UPDATE 1-Myanmar junta execute four democracy activists - state media
The Assistance Association of Political Prisoners (AAPP), an activist group, said the last judicial executions in Myanmar took place in the late 1980s. A military spokesman did not answer calls seeking comment.
Myanmar's military authorities have executed four democracy activists accused of helping carry out "terror acts", state media reported on Monday, marking the first executions conducted in decades in the Southeast Asian country.
The four were sentenced to death in January in a closed-doors trial, accused of helping militias to fight the army that seized power in a coup last year and unleashed a bloody crackdown on its opponents. The planned executions had received international condemnation with two U.N. experts calling them a "vile attempt at instilling fear" among the people.
The executed men included democracy-figure Kyaw Min Yu, better known as Jimmy, and former lawmaker and hip-hop artist Phyo Zeya Thaw, the Global New Light of Myanmar newspaper said. Kyaw Min Yu, 53, and Phyo Zeya Thaw, a 41-year-old ally of ousted Myanmar leader Aung San Suu Kyi, lost their appeals in June.
The other two executed men were Hla Myo Aung and Aung Thura Zaw. The newspaper said the four had been charged under the counter-terrorism law and the penal code and the punishment has been conducted under prison procedures, without elaborating.
Executions in Myanmar have previously been carried out by hanging. The Assistance Association of Political Prisoners (AAPP), an activist group, said the last judicial executions in Myanmar took place in the late 1980s.

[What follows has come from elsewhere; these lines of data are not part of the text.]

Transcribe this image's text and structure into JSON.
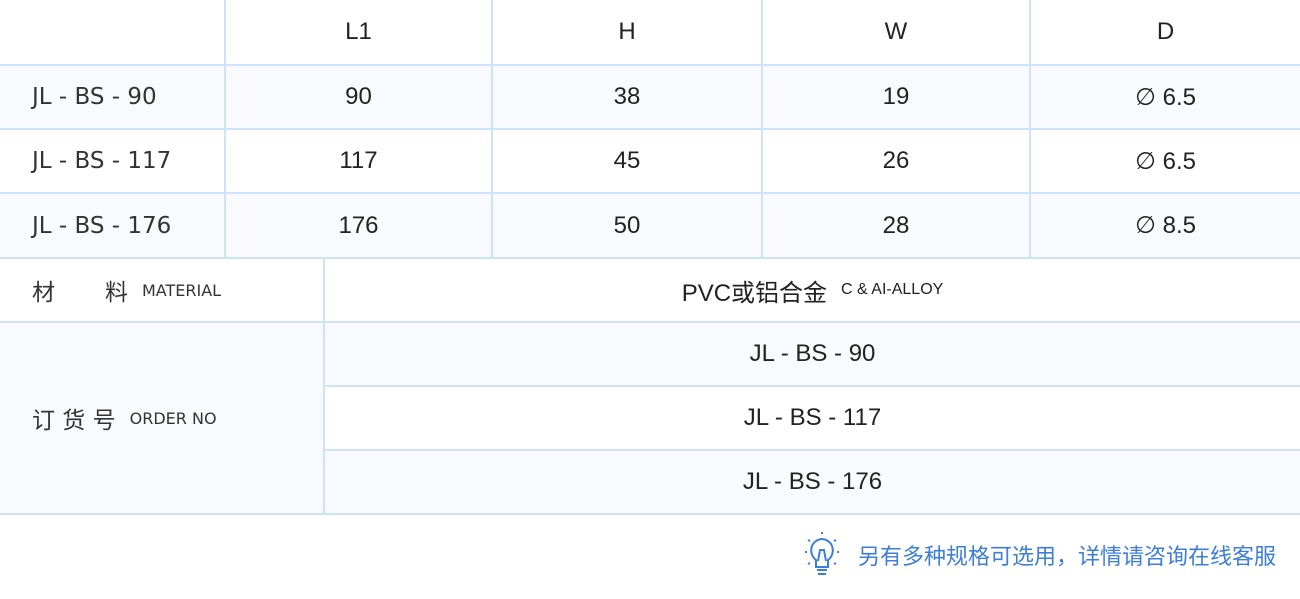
{
  "headers": [
    "",
    "L1",
    "H",
    "W",
    "D"
  ],
  "rows": [
    {
      "model": "JL - BS - 90",
      "L1": "90",
      "H": "38",
      "W": "19",
      "D": "∅ 6.5"
    },
    {
      "model": "JL - BS - 117",
      "L1": "117",
      "H": "45",
      "W": "26",
      "D": "∅ 6.5"
    },
    {
      "model": "JL - BS - 176",
      "L1": "176",
      "H": "50",
      "W": "28",
      "D": "∅ 8.5"
    }
  ],
  "material": {
    "label_cn1": "材",
    "label_cn2": "料",
    "label_en": "MATERIAL",
    "value_cn": "PVC或铝合金",
    "value_en": "C & AI-ALLOY"
  },
  "order": {
    "label_cn": "订 货 号",
    "label_en": "ORDER NO",
    "values": [
      "JL - BS - 90",
      "JL - BS - 117",
      "JL - BS - 176"
    ]
  },
  "note": {
    "icon": "lightbulb-icon",
    "text": "另有多种规格可选用，详情请咨询在线客服",
    "color": "#3c7ed8"
  }
}
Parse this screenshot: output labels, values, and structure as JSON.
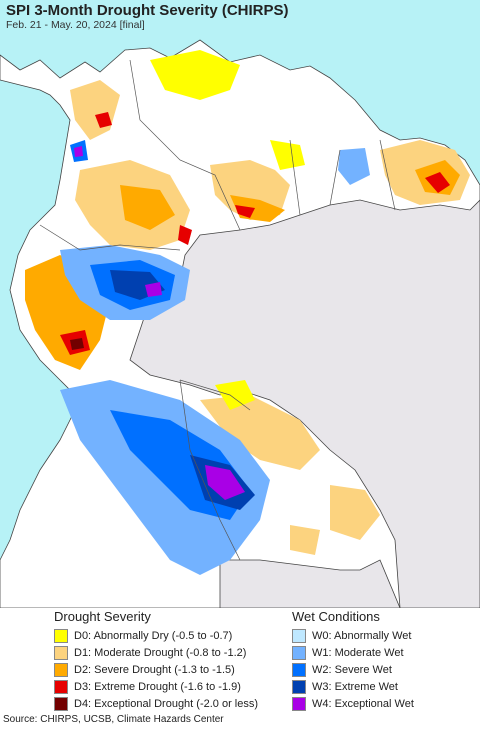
{
  "title": "SPI 3-Month Drought Severity (CHIRPS)",
  "subtitle": "Feb. 21 - May. 20, 2024 [final]",
  "colors": {
    "ocean": "#b7f2f6",
    "land": "#ffffff",
    "outside": "#e8e6ea",
    "borders": "#555555"
  },
  "legend": {
    "drought": {
      "title": "Drought Severity",
      "items": [
        {
          "label": "D0: Abnormally Dry (-0.5 to -0.7)",
          "color": "#ffff00"
        },
        {
          "label": "D1: Moderate Drought (-0.8 to -1.2)",
          "color": "#fcd37f"
        },
        {
          "label": "D2: Severe Drought (-1.3 to -1.5)",
          "color": "#ffaa00"
        },
        {
          "label": "D3: Extreme Drought (-1.6 to -1.9)",
          "color": "#e60000"
        },
        {
          "label": "D4: Exceptional Drought (-2.0 or less)",
          "color": "#730000"
        }
      ]
    },
    "wet": {
      "title": "Wet Conditions",
      "items": [
        {
          "label": "W0: Abnormally Wet",
          "color": "#bfe8ff"
        },
        {
          "label": "W1: Moderate Wet",
          "color": "#73b2ff"
        },
        {
          "label": "W2: Severe Wet",
          "color": "#0070ff"
        },
        {
          "label": "W3: Extreme Wet",
          "color": "#0040b0"
        },
        {
          "label": "W4: Exceptional Wet",
          "color": "#a900e6"
        }
      ]
    }
  },
  "source": "Source: CHIRPS, UCSB, Climate Hazards Center"
}
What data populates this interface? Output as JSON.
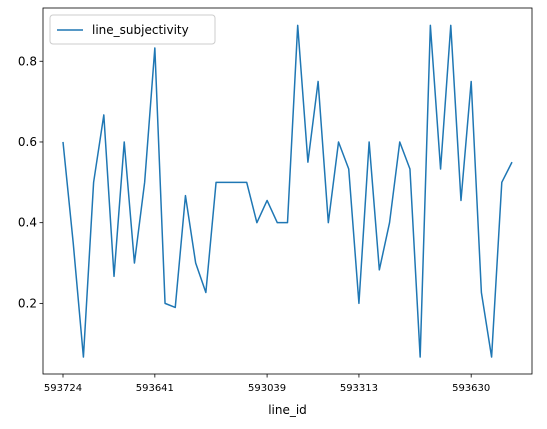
{
  "chart_data": {
    "type": "line",
    "xlabel": "line_id",
    "ylabel": "",
    "ylim": [
      0.025,
      0.932
    ],
    "x_tick_labels": [
      "593724",
      "593641",
      "593039",
      "593313",
      "593630"
    ],
    "x_tick_positions": [
      0,
      9,
      20,
      29,
      40
    ],
    "y_ticks": [
      0.2,
      0.4,
      0.6,
      0.8
    ],
    "y_tick_labels": [
      "0.2",
      "0.4",
      "0.6",
      "0.8"
    ],
    "grid": false,
    "legend_position": "top-left",
    "series": [
      {
        "name": "line_subjectivity",
        "color": "#1f77b4",
        "values": [
          0.6,
          0.35,
          0.067,
          0.5,
          0.667,
          0.267,
          0.6,
          0.3,
          0.5,
          0.833,
          0.2,
          0.19,
          0.467,
          0.3,
          0.227,
          0.5,
          0.5,
          0.5,
          0.5,
          0.4,
          0.455,
          0.4,
          0.4,
          0.889,
          0.55,
          0.75,
          0.4,
          0.6,
          0.533,
          0.2,
          0.6,
          0.283,
          0.4,
          0.6,
          0.533,
          0.067,
          0.889,
          0.533,
          0.889,
          0.455,
          0.75,
          0.227,
          0.067,
          0.5,
          0.55
        ]
      }
    ]
  }
}
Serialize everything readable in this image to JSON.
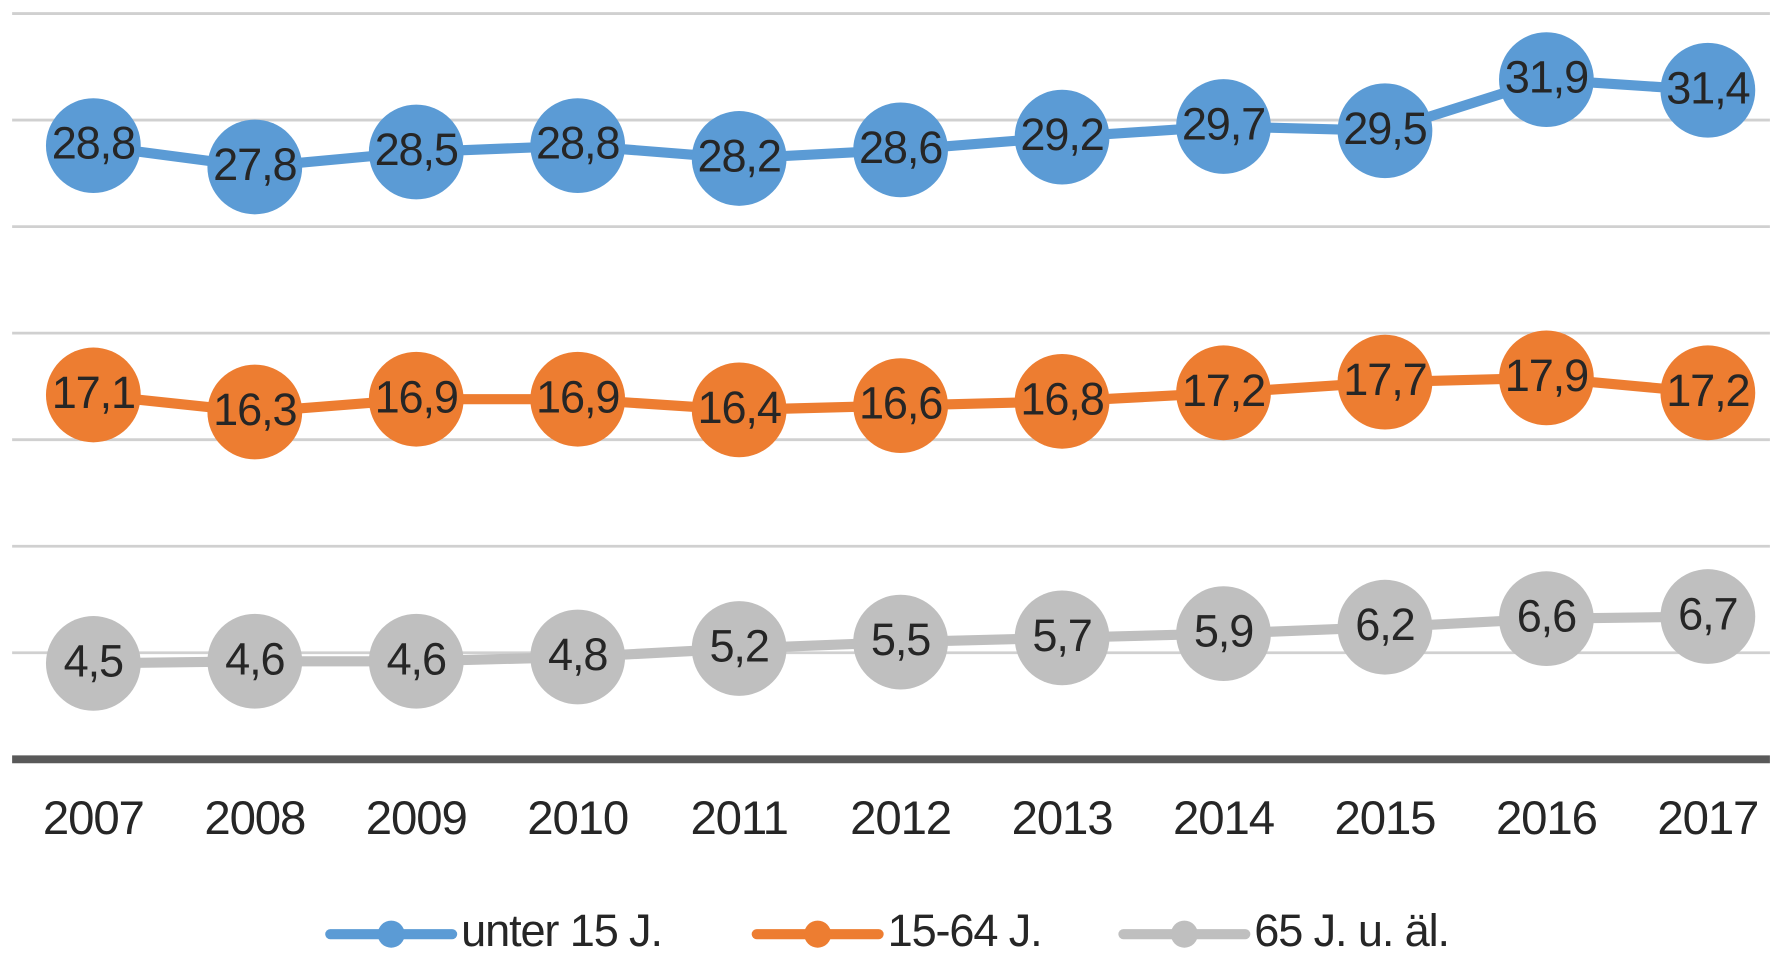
{
  "chart_data": {
    "type": "line",
    "categories": [
      "2007",
      "2008",
      "2009",
      "2010",
      "2011",
      "2012",
      "2013",
      "2014",
      "2015",
      "2016",
      "2017"
    ],
    "series": [
      {
        "name": "unter 15 J.",
        "color": "#5b9bd5",
        "values": [
          28.8,
          27.8,
          28.5,
          28.8,
          28.2,
          28.6,
          29.2,
          29.7,
          29.5,
          31.9,
          31.4
        ],
        "value_labels": [
          "28,8",
          "27,8",
          "28,5",
          "28,8",
          "28,2",
          "28,6",
          "29,2",
          "29,7",
          "29,5",
          "31,9",
          "31,4"
        ]
      },
      {
        "name": "15-64 J.",
        "color": "#ed7d31",
        "values": [
          17.1,
          16.3,
          16.9,
          16.9,
          16.4,
          16.6,
          16.8,
          17.2,
          17.7,
          17.9,
          17.2
        ],
        "value_labels": [
          "17,1",
          "16,3",
          "16,9",
          "16,9",
          "16,4",
          "16,6",
          "16,8",
          "17,2",
          "17,7",
          "17,9",
          "17,2"
        ]
      },
      {
        "name": "65 J. u. äl.",
        "color": "#bfbfbf",
        "values": [
          4.5,
          4.6,
          4.6,
          4.8,
          5.2,
          5.5,
          5.7,
          5.9,
          6.2,
          6.6,
          6.7
        ],
        "value_labels": [
          "4,5",
          "4,6",
          "4,6",
          "4,8",
          "5,2",
          "5,5",
          "5,7",
          "5,9",
          "6,2",
          "6,6",
          "6,7"
        ]
      }
    ],
    "ylim": [
      0,
      35
    ],
    "yticks": [
      0,
      5,
      10,
      15,
      20,
      25,
      30,
      35
    ],
    "grid": true,
    "legend": "bottom"
  }
}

A military spokesman did not answer calls seeking comment. Thazin Nyunt Aung, the wife of Phyo Zeyar Thaw, said she had not be informed of her husband's execution. Other relatives could not immediately be reached for comment. Myanmar has been in chaos since last year's coup, with conflict spreading across the country after the army crushed mostly peaceful protests in cities.
The AAPP says more than 2,100 people have been killed by the security forces since the coup, a figure the junta says is exaggerated. The true picture of the violence has become hard to assess since clashes have spread to more remote areas where ethnic minority insurgent groups are also fighting the military.